Any other weird things he took the time to quasi-legislate?

He pledged an end to what he considers government-sponsored censorship, in the form of fact-checking misinformation on social media, and a restoration of the universal right to free speech. Sorry, but redundant! The broligarchy is already handling that for him.

He vowed retribution against political enemies, on the grounds that 51 intelligence officials purportedly engaged in election interference by signing a letter attributing all that business with Hunter Biden’s laptop to a possible “Russian information operation.” Trump also name-checked John Bolton, his national security adviser turned adversary following the publication of a memoir that painted Trump as an inept baby intent on sucking up to dictators. With one executive order, Trump revoked security clearances for the whole group.

He pardoned 1,600 January 6 rioters and commuted the sentences of those already serving time, regardless of the severity of the crimes committed. No surprises here.

He made a stunning commitment to the death penalty, ordering the attorney general to automatically seek it for federal crimes involving the murder of a law-enforcement officer or capital crimes committed by undocumented immigrants. Biden’s Justice Department stayed federal executions in 2021, and the former president issued pardons to 37 death-row inmates before leaving office. Naturally, Trump’s order commands the AG to revisit those pardons.

He delayed the TikTok ban. Although the effort to ban TikTok originated in Trump’s first administration, it has since been rebranded as a Democratic fumble, offering Trump the opportunity to swoop in and clean up a mess many forgot he actually made. Among his first orders of business, Trump decreed a 75-day stay on TikTok’s death sentence, in which time he charged his administration to find “an opportunity to determine the appropriate course forward in an orderly way that protects national security while avoiding an abrupt shutdown of a communications platform used by millions of Americans.”

He renamed the Gulf of Mexico, sort of.
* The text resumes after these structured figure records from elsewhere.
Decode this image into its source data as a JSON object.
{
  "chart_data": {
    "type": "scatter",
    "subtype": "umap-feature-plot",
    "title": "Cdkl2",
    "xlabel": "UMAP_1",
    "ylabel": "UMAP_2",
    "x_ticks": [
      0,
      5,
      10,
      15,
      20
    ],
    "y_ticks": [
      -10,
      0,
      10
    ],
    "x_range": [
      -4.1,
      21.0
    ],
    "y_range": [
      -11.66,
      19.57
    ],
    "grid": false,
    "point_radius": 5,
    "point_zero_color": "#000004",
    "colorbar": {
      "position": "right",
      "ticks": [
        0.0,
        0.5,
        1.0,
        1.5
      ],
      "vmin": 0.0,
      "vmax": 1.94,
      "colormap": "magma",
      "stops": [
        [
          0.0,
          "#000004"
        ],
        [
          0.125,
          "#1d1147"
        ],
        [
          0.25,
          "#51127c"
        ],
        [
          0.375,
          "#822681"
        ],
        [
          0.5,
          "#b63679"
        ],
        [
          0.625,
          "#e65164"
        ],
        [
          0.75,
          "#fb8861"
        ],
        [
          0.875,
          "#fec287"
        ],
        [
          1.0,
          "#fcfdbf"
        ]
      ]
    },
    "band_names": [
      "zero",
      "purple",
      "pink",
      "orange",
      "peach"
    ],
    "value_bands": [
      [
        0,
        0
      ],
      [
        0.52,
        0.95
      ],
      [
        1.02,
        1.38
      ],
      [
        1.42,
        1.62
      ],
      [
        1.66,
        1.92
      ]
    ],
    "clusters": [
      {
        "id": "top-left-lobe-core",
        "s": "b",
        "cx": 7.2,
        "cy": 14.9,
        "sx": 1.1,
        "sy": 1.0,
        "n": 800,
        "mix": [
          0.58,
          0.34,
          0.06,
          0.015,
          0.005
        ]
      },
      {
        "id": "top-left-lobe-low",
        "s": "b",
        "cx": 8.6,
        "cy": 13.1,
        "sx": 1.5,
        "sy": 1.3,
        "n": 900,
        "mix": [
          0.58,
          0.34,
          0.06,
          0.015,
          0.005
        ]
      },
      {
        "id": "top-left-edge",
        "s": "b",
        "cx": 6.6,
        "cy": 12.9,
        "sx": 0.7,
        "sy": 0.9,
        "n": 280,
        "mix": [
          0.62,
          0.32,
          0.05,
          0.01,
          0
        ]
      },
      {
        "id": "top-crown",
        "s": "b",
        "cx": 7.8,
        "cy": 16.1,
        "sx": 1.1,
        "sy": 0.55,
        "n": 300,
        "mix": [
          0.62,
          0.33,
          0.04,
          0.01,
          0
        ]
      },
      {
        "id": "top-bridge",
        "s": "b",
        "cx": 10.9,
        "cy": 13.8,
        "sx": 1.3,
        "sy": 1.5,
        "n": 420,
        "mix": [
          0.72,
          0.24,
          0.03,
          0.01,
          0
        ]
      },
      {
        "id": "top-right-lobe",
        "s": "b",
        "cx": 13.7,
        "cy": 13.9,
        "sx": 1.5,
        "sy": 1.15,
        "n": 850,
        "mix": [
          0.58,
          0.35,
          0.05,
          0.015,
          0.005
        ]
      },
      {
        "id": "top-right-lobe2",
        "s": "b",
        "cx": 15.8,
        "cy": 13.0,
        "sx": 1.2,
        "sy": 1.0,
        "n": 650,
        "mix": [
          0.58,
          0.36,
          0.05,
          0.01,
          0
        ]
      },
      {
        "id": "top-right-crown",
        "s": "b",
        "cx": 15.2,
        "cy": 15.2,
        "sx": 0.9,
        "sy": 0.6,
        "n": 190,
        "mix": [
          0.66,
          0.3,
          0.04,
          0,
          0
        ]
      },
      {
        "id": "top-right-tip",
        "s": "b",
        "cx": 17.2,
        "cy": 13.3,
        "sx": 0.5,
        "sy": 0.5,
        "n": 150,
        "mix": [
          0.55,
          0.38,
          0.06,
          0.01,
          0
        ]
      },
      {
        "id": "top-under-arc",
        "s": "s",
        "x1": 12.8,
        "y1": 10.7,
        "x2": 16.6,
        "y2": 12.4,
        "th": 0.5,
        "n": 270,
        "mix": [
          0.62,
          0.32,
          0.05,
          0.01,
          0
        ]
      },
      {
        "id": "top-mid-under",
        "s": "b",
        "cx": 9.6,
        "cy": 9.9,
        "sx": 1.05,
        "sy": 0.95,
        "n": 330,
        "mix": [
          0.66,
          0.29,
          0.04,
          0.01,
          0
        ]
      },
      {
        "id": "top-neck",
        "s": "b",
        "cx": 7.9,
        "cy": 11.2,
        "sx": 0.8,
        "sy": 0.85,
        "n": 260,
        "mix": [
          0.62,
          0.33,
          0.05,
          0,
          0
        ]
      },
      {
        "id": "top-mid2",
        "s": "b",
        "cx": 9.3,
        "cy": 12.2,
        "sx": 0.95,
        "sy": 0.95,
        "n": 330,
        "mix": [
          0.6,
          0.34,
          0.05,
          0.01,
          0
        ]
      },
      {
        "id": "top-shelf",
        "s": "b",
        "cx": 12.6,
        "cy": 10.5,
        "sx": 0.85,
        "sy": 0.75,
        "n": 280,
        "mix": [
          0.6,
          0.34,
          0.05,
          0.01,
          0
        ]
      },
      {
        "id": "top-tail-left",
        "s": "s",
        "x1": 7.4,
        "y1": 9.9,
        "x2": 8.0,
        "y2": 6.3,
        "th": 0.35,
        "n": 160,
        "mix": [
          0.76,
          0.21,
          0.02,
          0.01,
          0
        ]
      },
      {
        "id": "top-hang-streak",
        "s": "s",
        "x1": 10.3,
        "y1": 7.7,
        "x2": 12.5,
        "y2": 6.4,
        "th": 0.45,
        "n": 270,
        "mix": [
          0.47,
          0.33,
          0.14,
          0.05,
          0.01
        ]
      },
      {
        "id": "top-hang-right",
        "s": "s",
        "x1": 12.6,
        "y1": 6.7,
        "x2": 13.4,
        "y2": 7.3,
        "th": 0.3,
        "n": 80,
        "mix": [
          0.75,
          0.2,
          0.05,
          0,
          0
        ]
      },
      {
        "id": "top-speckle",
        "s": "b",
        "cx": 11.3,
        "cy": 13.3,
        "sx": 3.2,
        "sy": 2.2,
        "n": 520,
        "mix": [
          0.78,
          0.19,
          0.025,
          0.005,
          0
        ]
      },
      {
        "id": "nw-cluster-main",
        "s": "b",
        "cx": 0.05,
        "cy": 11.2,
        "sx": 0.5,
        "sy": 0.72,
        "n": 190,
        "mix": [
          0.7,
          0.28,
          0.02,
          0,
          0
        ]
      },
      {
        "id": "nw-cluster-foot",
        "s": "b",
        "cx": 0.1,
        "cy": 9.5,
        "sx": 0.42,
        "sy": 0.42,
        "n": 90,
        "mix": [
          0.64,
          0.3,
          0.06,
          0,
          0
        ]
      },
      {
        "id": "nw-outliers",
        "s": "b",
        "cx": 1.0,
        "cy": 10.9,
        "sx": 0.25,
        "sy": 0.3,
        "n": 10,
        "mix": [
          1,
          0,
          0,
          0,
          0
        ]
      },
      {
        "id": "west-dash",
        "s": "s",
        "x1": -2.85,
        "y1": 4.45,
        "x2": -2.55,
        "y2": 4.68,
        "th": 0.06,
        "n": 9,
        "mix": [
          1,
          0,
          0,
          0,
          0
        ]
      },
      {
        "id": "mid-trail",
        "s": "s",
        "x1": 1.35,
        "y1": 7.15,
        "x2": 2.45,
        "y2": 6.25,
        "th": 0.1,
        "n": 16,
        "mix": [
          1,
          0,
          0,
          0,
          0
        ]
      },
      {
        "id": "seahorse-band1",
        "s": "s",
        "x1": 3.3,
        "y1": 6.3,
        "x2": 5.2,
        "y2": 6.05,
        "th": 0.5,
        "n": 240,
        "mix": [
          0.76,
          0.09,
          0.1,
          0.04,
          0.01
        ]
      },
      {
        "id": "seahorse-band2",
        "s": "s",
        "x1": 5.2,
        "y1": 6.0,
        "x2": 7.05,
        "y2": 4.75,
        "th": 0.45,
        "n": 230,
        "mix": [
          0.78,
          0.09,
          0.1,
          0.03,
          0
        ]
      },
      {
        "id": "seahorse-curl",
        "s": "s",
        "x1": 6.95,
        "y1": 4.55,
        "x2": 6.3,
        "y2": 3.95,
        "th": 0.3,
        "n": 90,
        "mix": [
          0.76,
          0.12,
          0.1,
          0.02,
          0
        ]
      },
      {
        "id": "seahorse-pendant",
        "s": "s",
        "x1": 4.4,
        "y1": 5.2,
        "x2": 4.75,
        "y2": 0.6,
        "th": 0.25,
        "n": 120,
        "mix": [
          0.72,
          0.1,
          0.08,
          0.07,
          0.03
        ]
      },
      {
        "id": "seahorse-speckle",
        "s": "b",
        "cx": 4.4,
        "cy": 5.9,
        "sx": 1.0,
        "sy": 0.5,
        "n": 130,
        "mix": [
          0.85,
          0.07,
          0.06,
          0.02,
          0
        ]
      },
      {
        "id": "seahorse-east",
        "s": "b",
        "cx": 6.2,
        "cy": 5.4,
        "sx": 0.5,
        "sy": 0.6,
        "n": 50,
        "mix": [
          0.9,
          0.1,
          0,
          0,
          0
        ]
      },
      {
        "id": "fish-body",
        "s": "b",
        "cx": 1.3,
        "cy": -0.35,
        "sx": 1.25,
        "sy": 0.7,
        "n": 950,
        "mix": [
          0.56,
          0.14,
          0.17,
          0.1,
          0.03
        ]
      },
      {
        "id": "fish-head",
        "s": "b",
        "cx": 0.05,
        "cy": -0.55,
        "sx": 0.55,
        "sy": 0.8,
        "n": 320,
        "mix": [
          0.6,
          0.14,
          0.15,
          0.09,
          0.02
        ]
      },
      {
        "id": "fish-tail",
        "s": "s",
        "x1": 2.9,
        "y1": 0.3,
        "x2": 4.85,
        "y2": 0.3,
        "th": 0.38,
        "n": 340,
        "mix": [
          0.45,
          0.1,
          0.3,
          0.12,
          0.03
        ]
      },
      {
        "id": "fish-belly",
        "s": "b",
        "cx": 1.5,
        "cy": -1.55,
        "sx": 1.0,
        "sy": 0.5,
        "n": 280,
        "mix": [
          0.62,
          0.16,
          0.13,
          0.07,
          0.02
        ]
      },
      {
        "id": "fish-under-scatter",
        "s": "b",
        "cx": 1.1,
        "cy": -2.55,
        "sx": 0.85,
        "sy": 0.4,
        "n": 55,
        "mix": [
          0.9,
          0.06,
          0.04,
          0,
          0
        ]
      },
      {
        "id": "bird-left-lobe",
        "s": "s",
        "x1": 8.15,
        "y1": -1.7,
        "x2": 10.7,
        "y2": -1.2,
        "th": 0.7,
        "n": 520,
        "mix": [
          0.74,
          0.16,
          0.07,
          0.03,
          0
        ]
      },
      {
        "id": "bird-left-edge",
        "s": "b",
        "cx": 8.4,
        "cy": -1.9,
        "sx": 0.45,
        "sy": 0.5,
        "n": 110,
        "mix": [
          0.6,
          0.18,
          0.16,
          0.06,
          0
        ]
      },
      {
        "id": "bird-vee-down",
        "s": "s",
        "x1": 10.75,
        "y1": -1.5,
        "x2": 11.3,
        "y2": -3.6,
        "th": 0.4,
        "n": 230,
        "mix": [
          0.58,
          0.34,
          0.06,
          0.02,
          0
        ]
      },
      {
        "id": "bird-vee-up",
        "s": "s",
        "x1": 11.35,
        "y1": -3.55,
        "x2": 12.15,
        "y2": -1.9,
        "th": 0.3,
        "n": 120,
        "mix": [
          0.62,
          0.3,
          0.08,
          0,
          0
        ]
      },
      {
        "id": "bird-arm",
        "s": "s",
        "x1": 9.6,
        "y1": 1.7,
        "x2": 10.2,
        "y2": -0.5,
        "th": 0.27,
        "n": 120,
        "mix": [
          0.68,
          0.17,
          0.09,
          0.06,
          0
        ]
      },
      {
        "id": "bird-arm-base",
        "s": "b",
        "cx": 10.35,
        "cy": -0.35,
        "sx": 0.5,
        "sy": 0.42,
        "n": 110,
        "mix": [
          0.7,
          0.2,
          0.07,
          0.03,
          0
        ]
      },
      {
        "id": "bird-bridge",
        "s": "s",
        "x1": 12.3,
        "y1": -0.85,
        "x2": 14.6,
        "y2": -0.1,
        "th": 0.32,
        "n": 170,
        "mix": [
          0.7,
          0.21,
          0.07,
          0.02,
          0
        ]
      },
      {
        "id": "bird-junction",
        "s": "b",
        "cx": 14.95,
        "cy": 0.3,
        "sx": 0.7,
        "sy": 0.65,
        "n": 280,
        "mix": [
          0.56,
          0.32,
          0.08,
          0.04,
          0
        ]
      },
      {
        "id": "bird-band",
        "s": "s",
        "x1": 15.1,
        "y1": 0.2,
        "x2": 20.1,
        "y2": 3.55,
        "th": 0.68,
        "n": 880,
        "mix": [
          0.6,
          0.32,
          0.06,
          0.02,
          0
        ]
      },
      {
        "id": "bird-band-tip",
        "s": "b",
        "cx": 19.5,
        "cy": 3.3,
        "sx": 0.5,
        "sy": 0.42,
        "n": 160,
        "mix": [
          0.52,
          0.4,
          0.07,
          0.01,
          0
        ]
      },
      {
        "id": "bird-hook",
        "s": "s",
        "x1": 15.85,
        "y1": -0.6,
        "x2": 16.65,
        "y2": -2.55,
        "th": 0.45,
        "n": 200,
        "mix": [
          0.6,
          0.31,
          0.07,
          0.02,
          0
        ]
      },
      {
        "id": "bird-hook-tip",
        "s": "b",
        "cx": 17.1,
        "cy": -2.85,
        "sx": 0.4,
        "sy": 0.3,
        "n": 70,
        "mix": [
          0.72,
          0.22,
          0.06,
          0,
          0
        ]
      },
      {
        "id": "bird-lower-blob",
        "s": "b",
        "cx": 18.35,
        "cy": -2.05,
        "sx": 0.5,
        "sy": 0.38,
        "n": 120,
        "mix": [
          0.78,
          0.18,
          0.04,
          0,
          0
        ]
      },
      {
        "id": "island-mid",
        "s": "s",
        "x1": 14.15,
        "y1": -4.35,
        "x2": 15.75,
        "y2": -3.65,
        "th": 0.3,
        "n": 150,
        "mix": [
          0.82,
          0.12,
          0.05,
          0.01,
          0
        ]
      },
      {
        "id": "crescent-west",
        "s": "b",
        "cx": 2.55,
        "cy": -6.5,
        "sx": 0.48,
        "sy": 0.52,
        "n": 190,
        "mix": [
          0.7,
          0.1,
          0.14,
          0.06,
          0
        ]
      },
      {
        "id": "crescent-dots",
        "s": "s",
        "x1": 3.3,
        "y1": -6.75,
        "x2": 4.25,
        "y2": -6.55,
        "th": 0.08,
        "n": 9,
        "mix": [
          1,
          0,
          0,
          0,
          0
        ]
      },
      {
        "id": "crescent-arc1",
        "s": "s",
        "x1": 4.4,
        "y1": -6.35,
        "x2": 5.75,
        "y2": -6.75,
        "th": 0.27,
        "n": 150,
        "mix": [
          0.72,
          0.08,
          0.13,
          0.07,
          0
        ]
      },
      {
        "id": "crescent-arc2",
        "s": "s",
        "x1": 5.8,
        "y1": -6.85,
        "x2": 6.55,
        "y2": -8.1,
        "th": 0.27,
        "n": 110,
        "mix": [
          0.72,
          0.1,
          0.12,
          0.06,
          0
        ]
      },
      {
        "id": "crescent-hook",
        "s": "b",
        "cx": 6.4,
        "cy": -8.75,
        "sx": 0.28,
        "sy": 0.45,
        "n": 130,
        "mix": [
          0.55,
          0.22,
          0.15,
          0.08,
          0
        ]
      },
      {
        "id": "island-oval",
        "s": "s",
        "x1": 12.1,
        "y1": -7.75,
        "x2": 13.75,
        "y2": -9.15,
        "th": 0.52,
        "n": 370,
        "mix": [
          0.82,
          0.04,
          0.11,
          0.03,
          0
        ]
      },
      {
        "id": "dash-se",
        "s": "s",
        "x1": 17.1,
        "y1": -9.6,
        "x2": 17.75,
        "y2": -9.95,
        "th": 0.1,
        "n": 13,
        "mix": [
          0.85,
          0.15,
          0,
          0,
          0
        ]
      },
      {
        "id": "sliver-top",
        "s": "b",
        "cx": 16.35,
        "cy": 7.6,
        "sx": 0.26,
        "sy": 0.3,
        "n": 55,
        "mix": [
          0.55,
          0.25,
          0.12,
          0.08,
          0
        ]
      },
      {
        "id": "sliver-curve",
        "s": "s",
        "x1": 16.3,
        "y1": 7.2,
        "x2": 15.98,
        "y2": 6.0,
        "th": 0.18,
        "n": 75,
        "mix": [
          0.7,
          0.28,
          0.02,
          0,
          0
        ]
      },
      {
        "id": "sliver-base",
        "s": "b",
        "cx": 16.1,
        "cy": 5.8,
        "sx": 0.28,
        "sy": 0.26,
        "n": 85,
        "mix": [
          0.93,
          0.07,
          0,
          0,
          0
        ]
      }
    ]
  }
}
It’s the “Gulf of America” now, at least as far as federal parlance is concerned. Similarly, Trump wants you to call Alaska’s Denali “Mt. McKinley.”

He placed foreign-aid programs under review and suspended activity for 90 days.

He officially established the Department of Government Efficiency, or DOGE, giving Elon Musk yet another new job.

He required that anyone who might be flying an American flag at half-mast, as is the custom in periods of mourning, to hoist it high for the rest of Inauguration Day, even if they had lowered it out of respect for recently deceased former president Jimmy Carter and not as a commentary on the state of American democracy. The preservation of Trump’s fragile ego will always top his to-do list.